🤖 AI Summary
To address the low efficiency of performance monitoring in CI/CD pipelines caused by excessive repetition in microbenchmarking, this paper proposes a static, data-driven method for determining the minimal reliable repetition count per microbenchmark. Leveraging historical execution data and five statistical stability metrics—including coefficient of variation (CV), relative standard deviation (RSD), and interquartile range (IQR)—our approach statically infers the minimum repetitions required to achieve measurement reliability. It explicitly models JVM warm-up effects and supports cross-language adaptation for both Java and Go. Furthermore, the method is tightly integrated with industrial-grade performance regression detection frameworks.

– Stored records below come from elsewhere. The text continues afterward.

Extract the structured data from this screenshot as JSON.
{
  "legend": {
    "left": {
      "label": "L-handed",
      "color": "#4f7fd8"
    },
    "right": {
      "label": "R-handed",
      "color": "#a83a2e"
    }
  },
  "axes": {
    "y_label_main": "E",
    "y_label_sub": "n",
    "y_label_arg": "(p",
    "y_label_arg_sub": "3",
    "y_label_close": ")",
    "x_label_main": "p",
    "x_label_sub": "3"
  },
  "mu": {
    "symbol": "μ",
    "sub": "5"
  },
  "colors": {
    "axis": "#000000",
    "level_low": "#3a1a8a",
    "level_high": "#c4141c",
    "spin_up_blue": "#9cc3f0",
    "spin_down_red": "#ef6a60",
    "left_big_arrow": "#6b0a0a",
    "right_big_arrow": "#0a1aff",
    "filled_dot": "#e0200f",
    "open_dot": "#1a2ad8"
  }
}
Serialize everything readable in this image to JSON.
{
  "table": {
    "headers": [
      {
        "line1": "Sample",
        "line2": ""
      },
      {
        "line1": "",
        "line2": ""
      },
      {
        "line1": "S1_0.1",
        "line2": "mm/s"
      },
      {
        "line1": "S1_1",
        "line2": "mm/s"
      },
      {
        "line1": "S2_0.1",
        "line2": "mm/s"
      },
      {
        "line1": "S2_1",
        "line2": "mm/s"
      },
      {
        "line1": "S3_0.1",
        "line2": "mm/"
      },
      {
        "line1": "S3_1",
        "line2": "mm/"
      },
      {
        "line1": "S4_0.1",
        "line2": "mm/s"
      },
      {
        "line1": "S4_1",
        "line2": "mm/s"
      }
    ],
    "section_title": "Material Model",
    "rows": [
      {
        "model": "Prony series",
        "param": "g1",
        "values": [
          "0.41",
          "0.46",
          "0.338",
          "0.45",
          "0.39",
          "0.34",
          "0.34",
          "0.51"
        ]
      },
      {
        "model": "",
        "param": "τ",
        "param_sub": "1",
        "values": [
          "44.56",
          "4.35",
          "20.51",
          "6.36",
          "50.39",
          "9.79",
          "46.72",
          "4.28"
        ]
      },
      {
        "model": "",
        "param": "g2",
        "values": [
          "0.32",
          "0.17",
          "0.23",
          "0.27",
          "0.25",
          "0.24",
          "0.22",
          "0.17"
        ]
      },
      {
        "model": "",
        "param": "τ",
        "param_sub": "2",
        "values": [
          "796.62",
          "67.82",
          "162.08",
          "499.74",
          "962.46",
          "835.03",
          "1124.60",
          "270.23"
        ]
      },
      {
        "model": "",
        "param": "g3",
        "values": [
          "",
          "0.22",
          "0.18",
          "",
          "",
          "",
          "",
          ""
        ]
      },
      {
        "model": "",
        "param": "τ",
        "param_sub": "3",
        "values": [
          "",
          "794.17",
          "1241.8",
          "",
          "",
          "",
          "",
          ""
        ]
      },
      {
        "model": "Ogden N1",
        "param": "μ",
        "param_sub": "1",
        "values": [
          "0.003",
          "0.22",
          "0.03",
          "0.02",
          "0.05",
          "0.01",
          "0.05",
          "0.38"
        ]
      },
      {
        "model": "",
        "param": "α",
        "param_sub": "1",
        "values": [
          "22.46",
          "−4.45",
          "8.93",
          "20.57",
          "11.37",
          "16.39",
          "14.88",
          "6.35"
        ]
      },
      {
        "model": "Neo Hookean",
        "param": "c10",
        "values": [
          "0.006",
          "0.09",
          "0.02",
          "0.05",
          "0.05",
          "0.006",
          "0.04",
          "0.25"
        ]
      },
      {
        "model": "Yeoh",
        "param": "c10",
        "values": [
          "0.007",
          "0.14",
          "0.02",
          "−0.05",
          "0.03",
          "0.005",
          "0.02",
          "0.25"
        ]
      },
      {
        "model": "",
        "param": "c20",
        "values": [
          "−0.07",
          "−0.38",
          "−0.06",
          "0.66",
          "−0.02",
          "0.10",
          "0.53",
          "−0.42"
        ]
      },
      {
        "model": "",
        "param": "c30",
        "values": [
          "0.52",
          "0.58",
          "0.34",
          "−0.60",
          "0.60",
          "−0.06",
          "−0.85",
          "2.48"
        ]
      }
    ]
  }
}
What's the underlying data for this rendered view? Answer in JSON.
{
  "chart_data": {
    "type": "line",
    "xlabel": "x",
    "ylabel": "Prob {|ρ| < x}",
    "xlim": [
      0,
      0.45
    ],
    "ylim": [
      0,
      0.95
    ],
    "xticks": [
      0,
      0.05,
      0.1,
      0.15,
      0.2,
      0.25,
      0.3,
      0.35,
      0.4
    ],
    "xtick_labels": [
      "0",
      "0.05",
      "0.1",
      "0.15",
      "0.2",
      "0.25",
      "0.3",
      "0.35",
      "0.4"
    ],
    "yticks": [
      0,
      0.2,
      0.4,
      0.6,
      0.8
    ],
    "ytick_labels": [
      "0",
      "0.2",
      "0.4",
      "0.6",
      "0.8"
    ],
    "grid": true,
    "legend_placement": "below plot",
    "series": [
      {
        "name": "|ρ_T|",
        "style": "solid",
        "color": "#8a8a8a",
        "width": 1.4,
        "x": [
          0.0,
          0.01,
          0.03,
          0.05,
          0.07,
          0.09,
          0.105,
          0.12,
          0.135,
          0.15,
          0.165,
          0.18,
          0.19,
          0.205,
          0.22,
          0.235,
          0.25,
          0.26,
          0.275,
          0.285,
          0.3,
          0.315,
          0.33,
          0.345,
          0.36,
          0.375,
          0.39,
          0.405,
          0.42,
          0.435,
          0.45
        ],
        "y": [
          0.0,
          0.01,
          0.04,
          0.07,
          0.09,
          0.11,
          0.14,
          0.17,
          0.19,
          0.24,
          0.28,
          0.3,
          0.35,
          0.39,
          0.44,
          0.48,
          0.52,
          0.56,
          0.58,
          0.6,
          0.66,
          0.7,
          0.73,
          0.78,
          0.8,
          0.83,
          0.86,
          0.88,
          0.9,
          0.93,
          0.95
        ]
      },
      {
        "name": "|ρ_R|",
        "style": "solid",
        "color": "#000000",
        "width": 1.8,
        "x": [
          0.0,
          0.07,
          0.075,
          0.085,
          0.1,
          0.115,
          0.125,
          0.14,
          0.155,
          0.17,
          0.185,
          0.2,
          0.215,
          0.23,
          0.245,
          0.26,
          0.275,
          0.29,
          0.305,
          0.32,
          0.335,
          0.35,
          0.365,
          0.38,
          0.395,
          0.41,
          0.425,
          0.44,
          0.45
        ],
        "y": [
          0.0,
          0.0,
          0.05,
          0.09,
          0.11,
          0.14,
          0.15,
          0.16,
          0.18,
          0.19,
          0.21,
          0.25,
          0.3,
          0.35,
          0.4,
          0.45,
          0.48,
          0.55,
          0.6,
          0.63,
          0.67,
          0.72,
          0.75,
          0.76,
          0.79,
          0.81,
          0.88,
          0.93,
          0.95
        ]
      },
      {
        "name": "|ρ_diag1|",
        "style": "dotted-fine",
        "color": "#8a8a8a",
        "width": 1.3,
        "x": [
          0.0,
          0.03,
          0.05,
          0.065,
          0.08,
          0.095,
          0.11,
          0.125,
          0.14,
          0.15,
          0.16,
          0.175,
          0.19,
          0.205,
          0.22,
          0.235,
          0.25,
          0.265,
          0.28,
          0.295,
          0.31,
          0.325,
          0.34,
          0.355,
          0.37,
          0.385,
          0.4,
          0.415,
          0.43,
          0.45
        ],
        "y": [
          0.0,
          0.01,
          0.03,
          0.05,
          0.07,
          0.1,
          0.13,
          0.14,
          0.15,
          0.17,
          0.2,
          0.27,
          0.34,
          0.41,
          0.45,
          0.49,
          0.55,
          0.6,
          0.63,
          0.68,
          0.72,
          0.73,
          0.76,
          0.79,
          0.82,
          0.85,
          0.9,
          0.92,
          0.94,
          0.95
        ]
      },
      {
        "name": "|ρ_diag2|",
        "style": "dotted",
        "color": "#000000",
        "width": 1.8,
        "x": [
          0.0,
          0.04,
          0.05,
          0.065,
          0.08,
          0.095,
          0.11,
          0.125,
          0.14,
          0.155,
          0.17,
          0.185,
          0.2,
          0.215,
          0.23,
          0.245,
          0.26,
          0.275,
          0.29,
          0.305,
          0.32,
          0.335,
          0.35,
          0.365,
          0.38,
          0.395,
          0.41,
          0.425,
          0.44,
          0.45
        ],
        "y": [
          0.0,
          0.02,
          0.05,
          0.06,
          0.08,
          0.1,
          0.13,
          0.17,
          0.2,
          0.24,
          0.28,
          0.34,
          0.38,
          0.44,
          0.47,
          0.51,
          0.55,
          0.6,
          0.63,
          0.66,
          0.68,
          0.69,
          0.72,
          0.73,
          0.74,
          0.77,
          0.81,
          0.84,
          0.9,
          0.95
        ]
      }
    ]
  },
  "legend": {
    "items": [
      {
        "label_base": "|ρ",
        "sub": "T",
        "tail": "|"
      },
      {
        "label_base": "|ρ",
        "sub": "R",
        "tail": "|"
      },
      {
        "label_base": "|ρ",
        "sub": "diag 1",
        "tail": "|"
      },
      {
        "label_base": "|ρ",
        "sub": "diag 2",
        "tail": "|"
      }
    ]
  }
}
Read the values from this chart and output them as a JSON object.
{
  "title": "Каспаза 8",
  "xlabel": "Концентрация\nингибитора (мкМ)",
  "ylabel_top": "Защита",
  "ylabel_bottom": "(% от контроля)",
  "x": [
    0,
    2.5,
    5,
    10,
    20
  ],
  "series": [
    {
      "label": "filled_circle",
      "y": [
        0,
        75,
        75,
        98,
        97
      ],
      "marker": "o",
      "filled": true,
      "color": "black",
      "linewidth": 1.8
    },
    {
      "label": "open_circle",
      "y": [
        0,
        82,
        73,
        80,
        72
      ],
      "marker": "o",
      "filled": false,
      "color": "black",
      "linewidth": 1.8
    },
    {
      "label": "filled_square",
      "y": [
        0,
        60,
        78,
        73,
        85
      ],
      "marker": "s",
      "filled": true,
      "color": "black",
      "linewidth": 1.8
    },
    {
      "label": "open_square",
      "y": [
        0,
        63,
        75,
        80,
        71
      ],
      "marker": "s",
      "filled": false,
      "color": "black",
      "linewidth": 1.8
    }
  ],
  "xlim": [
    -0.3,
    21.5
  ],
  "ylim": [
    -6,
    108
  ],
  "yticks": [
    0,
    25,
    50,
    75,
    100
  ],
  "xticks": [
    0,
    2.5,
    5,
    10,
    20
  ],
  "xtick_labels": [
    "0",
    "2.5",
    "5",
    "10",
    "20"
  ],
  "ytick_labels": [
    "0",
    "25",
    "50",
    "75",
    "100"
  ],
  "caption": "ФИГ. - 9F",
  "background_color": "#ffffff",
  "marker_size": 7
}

Experimental evaluation across 14 open-source projects demonstrates that, while preserving regression detection accuracy, our technique reduces microbenchmark measurement time by 95.83% (Go) and 94.17% (Java) on average.
📝 Abstract
Performance regressions have a tremendous impact on the quality of software. One way to catch regressions before they reach production is executing performance tests before deployment, e.g., using microbenchmarks, which measure performance at subroutine level. In projects with many microbenchmarks, this may take several hours due to repeated execution to get accurate results, disqualifying them from frequent use in CI/CD pipelines. We propose $mu$OpTime, a static approach to reduce the execution time of microbenchmark suites by configuring the number of repetitions for each microbenchmark. Based on the results of a full, previous microbenchmark suite run, $mu$OpTime determines the minimal number of (measurement) repetitions with statistical stability metrics that still lead to accurate results. We evaluate $mu$OpTime with an experimental study on 14 open-source projects written in two programming languages and five stability metrics. Our results show that (i) $mu$OpTime reduces the total suite execution time (measurement phase) by up to 95.83% (Go) and 94.17% (Java), (ii) the choice of stability metric depends on the project and programming language, (iii) microbenchmark warmup phases have to be considered for Java projects (potentially leading to higher reductions), and (iv) $mu$OpTime can be used to reliably detect performance regressions in CI/CD pipelines.